İçerisinde bulunduğu koşulları bir türlü kabullenemedi. Haksızlıklara katlanamıyordu. Çocuk işçi çalıştırmanın yasak olduğunu öğrendi ve kaçarak polise sığındı. Yaşadıkları zorlukları, çalışma şartlarını anlatsa da polisler onu fabrikaya geri götürdü.


Sadece kendi geleceğini düşünse fabrikadan kaçabilmesi belki daha kolaydı ama o kendisiyle beraber çalışan çocukları da kurtarmak istiyordu. 6 yıl boyunca kendisi gibi çocuklarla tutsak yaşadı. Ancak her zaman bir çıkış yolu arıyordu.


Aktivist bir grup ismi öğrenmişti: Bonded Labor Liberation Front (BLLF / Emeğin Serbestleşmesi İçin Birleşik Cephe). Bu grubun kasabada bir toplantısı olduğunu öğrenen İkbal, arkadaşlarının da yardımıyla fabrikadan kaçarak toplantıya gitti.


Bu aktivist gruba ulaştı. Bu grup yardımıyla kendini ve çocukları kurtaracak evrakları bulan İkbal, fabrikaya gitti.
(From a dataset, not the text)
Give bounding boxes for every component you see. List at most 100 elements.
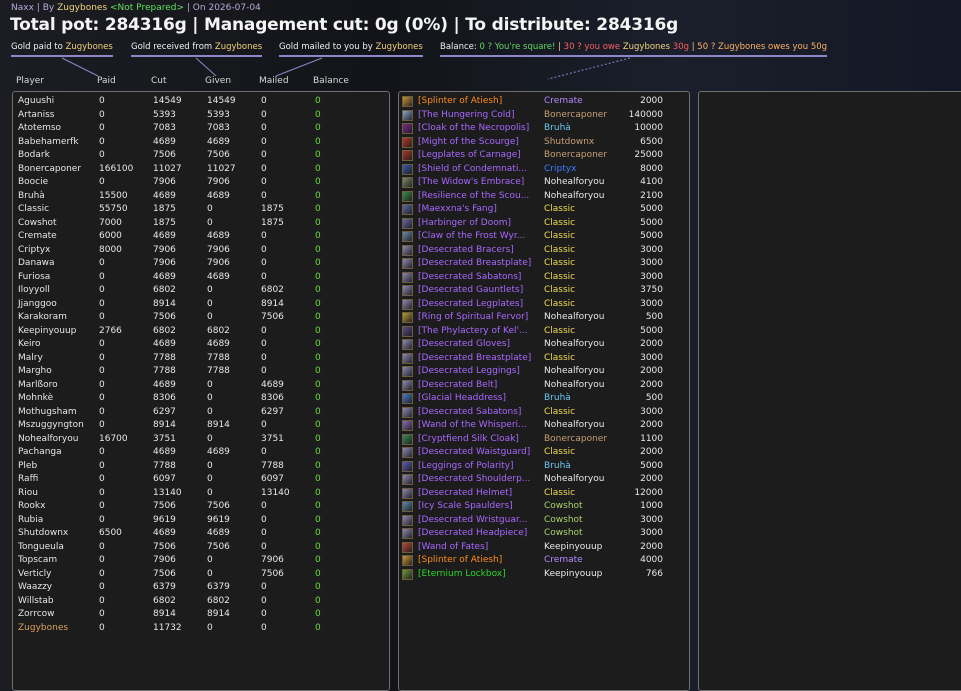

Evrakları fabrika sahibine kendi vermek istedi. Bu sırada orada bulunan arkadaşlarına da seslenmek istiyordu. Fabrika sahibine evrakları verdi ve arkadaşlarına “Korkmayın. Her şeyi öğrendim. Benimle gelin. Sizler özgürsünüz.” dedi. Patronu her ne kadar sinirlense de hiçbir şey yapamadı. Tüm çocuklar özgürlüğüne kavuştu.


Bir süre sonra kendini tutsak eden patronu bile ondan korkar hale gelmişti. BLLF yardımıyla ABD’ye gitti. Normal şartlarda 4 sene süren okulunu 2 senede tamamladı. Tüm dünyaya çocuk işçiliği ile ilgili konuşmalar yaptı ve kendisiyle aynı kaderi paylaşan pek çok çocuğu kurtardı.


16 Nisan 1995 tarihinde Amerika'daki bir okul konuşmasından sonra ülkesine döndüğünde suikast ile öldürüldü. Kendisini vuran kişi, çocuk köle satıcısıydı.


Köle satıcıları onun ölümüyle kurtulacaklarını sansalar da öyle olmadı. Onun etkilediği çocuklardan biri olan Craig Kielburger, onun mücadelesini sürdürmeye devam etti.


İkbal Mesih, kısacık yaşamına hem acıklı hem de zafer dolu bir hikaye sığdırdı ve yüzlerce çocuğa umut oldu.